In 1993, two important milestones were reached in motorcycle safety. Nationally, the one millionth student completed a motorcycle rider education program utilizing the Motorcycle Safety Foundation’s curriculum. And, on the State level, Illinois became the first State to graduate 100,000 students from its State motorcycle safety program.
One could understand a federal mandate if State governments were ignoring a problem or the approach the States were taking was causing the problem to increase. But, motorcycle accidents and fatalities are down. State legislatures need flexibility in dealing with many issues. Motorcycle safety is one of those areas and the Section 153 penalties do not allow States full flexibility with their federal-aid highway funds. Motorcyclists and State legislators have taken responsibility for our own safety, and the federal mandates of Section 153 are a disincentive to citizen activism.
Since the passage of ISTEA only one State, Maryland, has passed a helmet law. I think it is significant that qualifying for a grant under Section 153 was the driving force for passage, not the penalty. However, the other 25 States without comprehensive helmet laws rejected helmet laws last year under the threat of penalties. So far in 1994, the Colorado, Utah, Connecticut and Kansas Legislatures have taken committee and floor votes to defeat helmet laws. The only legislation that has moved in State legislatures have been resolutions calling for Congress to repeal the Section 153 penalties. This federal mandate unfairly and unnecessarily puts State legislators in the position of having to force its citizens to do something they have expressed through our political system they don’t want to do. Or, they are forced to spend funds in a manner that may not be in the best interest of the State’s needs and economy.

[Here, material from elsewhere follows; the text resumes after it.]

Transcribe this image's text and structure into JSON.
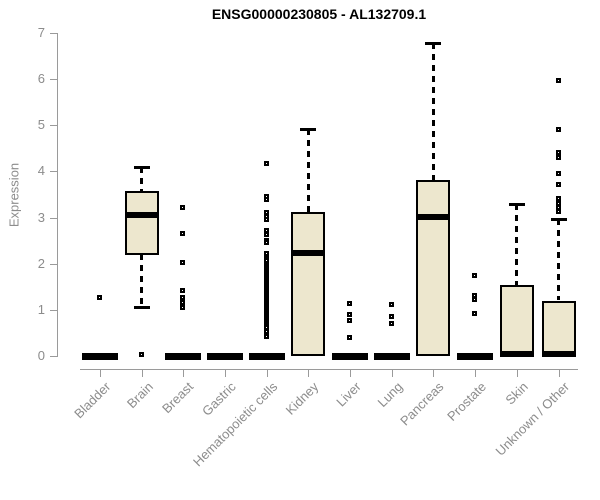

Last May, Delaware State Representative Roy, representing the National Conference of State Legislatures, testified before this subcommittee and stated the Section 153 penalties were one of the mandates in ISTEA that was causing the State legislatures the most problems. On February 17, Alaska’s Commissioner of the Department of Transportation and Public Facilities, Mr. B.A. Campbell, wrote a letter to his colleagues in the States facing Section 153 penalties asking them to unite in an effort to repeal these penalties. At the National Governor’s Association’s recent Washington meeting the Governors asked the federal government to give them relief from so many federal mandates. The Section 153 penalties are one mandate this subcommittee can give the States relief from.
The States have taken action and spend millions of dollars in State funds annually on motorcycle safety. Motorcycle accidents and injuries have declined since 1980 at a rate that no other segment of the motoring population can match. Motorcyclists are not the social burden that supporters of helmet laws would like you to believe. Motorcyclists carry insurance at a rate equal to the rest of the general population, because we are representative of the general population. Motorcyclists rely on public funds for our medical needs less than the general patient population. There is broad support in Congress for repeal of the Section 153 penalties. There are 119 sponsors, from 41 States, of Congresswoman Snowe’s legislation H.R.799.
On behalf of the individual members and member State motorcyclists organizations of the Motorcycle Riders Foundation, I ask you to include a repeal of the Section 153 penalties in the National Highway System legislation.